Replacing food with a diet of soups, shakes and bars starting at 810 calories per day alongside regular sessions with a counsellor is a safe and clinically effective way to treat obesity in primary care, a study by University of Oxford researchers has found.
Total diet replacement programmes are not generally funded by the NHS in England but the authors of this study, published in the BMJ, suggest that there is now enough evidence for these programmes to be one of the treatments recommended for people who are obese.
The randomised controlled trial, which was supported by the NIHR Oxford Biomedical Research Centre (BRC), involved 278 adults in Oxfordshire who were substantially overweight and interested in losing weight.
Participants were either offered a referral to a low-energy total diet replacement programme for 24 weeks or were enrolled into their GP practice’s weight management programme, including advice and support to lose weight from a practice nurse.
Participants on the total diet replacement programme were asked to reduce their intake to 810 calories a day by replacing all food with specially formulated soups, shakes and bars in addition to milk, water and fibre supplements.
These diet replacement products, which are designed to be nutritionally complete, were offered for eight weeks, followed by a gradual reintroduction of conventional food over a further four weeks.
Participants were invited to attend regular meetings with a trained counsellor to develop techniques to help them follow the diet and later maintain their weight loss.
From 12-24 weeks they were encouraged to continue to use one product a day to replace a usual meal.
After 12 months, these participants had lost on average 10.7kg (1 stone, 9lb) which was 7.2kg (1 stone, 1 lb) more than those enrolled into the GP practice programme.
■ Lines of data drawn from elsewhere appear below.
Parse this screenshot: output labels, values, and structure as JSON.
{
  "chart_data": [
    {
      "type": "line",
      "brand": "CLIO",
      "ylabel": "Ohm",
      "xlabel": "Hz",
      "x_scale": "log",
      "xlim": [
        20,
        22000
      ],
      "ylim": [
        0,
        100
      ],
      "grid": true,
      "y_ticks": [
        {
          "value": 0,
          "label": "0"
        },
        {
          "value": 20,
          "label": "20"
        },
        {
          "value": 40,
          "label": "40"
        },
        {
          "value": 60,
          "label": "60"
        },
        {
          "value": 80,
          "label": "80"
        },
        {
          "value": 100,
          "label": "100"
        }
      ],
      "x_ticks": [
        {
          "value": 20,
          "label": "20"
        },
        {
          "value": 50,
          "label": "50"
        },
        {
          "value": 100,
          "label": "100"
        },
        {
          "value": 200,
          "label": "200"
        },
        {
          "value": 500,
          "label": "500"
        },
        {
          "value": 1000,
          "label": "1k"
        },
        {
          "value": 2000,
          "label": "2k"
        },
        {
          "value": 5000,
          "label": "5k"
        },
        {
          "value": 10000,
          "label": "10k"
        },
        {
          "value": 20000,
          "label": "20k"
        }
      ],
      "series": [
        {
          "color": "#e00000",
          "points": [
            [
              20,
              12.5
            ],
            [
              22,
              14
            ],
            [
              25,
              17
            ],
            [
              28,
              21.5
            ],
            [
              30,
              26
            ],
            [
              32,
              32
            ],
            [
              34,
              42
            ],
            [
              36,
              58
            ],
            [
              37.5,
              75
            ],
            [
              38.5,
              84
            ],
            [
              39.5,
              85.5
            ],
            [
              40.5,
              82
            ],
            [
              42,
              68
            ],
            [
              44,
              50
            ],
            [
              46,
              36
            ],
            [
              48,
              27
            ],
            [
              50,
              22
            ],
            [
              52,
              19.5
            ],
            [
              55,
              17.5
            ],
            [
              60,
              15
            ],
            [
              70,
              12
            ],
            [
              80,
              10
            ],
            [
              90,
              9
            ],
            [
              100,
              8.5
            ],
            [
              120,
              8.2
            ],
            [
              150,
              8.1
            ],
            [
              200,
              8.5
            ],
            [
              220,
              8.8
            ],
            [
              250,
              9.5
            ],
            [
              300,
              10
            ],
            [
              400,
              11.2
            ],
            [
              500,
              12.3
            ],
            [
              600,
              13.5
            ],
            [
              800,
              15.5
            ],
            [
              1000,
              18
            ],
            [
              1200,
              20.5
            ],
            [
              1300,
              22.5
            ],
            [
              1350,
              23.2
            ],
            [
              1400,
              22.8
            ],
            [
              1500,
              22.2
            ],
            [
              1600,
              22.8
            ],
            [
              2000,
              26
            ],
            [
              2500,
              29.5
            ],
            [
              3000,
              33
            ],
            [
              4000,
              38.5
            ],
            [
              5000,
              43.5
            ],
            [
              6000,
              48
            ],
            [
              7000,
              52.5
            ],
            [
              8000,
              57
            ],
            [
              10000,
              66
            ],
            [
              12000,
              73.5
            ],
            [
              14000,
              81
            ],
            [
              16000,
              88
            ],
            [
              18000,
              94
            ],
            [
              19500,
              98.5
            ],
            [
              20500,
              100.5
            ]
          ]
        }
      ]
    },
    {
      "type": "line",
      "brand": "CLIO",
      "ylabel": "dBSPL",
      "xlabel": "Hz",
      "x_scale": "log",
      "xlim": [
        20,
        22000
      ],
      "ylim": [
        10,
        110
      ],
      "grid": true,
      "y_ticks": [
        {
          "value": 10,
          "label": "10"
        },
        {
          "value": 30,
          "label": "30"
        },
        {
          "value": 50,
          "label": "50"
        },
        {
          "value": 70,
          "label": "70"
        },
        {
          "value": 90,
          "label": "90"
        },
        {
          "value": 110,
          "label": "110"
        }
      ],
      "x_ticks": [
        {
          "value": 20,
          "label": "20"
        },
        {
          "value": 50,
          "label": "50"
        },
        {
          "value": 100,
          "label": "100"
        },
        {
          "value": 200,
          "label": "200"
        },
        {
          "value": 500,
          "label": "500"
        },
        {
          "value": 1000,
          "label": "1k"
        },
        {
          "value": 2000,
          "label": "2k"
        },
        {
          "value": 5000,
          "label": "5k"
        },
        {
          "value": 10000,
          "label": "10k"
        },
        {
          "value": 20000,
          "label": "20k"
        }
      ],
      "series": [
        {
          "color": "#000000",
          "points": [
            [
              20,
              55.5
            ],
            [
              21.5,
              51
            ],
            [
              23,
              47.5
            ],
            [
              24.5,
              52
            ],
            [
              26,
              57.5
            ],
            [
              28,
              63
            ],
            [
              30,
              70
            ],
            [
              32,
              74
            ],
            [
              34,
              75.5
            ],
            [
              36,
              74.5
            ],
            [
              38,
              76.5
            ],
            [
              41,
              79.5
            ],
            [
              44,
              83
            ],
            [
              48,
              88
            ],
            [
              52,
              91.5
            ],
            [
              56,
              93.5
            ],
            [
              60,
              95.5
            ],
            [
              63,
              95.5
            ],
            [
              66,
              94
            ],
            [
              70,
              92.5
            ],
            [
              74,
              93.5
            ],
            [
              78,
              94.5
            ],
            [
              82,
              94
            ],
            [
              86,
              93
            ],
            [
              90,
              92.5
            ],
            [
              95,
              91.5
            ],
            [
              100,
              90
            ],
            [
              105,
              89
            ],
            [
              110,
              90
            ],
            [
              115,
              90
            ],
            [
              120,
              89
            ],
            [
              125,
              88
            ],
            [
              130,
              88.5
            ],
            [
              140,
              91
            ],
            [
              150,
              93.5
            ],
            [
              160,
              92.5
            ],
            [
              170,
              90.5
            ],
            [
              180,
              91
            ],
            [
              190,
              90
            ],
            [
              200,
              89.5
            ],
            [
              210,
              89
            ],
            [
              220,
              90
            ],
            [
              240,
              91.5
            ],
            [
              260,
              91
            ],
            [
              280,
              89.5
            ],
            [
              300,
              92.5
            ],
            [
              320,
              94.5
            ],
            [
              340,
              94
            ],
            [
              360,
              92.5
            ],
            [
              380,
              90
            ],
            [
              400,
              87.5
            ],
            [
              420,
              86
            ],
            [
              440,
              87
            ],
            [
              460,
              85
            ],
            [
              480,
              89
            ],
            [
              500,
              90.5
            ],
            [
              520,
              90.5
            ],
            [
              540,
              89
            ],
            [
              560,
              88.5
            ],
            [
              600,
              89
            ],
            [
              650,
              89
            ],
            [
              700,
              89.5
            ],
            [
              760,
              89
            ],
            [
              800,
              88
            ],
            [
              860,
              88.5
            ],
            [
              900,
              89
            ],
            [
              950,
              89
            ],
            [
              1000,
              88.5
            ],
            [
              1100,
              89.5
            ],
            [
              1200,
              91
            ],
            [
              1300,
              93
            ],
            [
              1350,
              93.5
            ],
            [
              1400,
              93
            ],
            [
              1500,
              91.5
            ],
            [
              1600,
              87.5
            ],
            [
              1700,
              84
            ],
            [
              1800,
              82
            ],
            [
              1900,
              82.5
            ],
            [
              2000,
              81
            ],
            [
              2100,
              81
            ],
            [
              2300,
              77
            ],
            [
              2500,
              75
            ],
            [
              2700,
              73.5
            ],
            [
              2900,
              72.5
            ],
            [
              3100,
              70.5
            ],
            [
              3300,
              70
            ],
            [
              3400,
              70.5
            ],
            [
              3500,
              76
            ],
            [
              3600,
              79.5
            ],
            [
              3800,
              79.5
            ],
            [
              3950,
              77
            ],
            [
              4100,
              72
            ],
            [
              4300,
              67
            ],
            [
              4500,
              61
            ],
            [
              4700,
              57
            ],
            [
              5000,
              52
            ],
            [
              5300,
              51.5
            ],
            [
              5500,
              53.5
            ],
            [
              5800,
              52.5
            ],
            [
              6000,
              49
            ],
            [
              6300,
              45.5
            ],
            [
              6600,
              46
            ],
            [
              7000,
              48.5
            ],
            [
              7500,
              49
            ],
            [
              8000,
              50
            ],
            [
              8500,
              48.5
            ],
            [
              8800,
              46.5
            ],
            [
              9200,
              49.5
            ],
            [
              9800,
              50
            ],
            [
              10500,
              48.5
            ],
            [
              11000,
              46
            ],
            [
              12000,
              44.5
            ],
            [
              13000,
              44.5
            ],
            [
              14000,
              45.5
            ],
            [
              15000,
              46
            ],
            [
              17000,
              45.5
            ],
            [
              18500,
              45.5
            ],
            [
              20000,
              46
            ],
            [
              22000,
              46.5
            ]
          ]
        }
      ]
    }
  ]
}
They also showed greater reductions in their risk of developing heart disease, stroke and diabetes.
Forty-five per cent of participants on the low-energy programme had achieved a weight loss of 10 per cent or more, compared with just 15 per cent in the GP practice programme.
The study’s chief investigator was Professor Susan Jebb, Professor of Diet and Population Health in the university’s Nuffield Department of Primary Care Health Sciences, and the NIHR Oxford BRC’s Theme Lead for Obesity, Diet and Lifestyle.
She said: “In the past we have worried that a short period of rapid weight loss may lead to rapid weight regain, but this study shows that nine months after the intensive weight-loss phase, people have lost more than three times as much weight as people following a conventional weight-loss programme.”
To tie in with the publication of the study, Prof Jebb has written a blog for the BMJ explaining that, despite a raft of evidence supporting obesity interventions, the system is failing to offer support to people for weight loss.
Co-investigator Professor Paul Aveyard, a GP and Professor of Behavioural Medicine at the University of Oxford and NIHR Oxford BRC’s Co-theme Lead for Obesity, Diet and Lifestyle, said: “Losing weight and keeping it off is hard and we know that people welcome support from their GP.
“This study shows that GP referral to a total diet replacement programme in the community is an effective intervention which GPs can confidently recommend, knowing that it leads to sustainable weight loss and lowers the risk of heart disease and diabetes. This model of care can be safely offered by GPs in routine primary care.”
Co-investigator Dr Nerys Astbury, Senior Researcher in Diet and Obesity at the Nuffield Department of Primary Care Health Sciences, added: “This model of care, where patients are referred to a provider in the community for support, offers the potential for rapid roll-out at scale across the NHS and could help reduce the pressure on GPs in treating obesity-related disease.”
Total diet replacement programmes are suitable for most people who are obese and wanting to lose weight. Those who suffer from certain medical conditions, or who are taking particular medications, may not be suitable and are advised to consult their GP before starting a programme.
The study found no evidence that the total diet replacement programme increased the risk of adverse events which interfered with normal daily life.
Information is available on the University of Oxford website that aims to provide an overview of what total diet replacement programmes are, who they might be suitable for, potential side effects and where people can go if they’re interested in trying this type of programme.
Fact sheets on total diet replacement programmes for health professionals are also available on the University of Oxford website.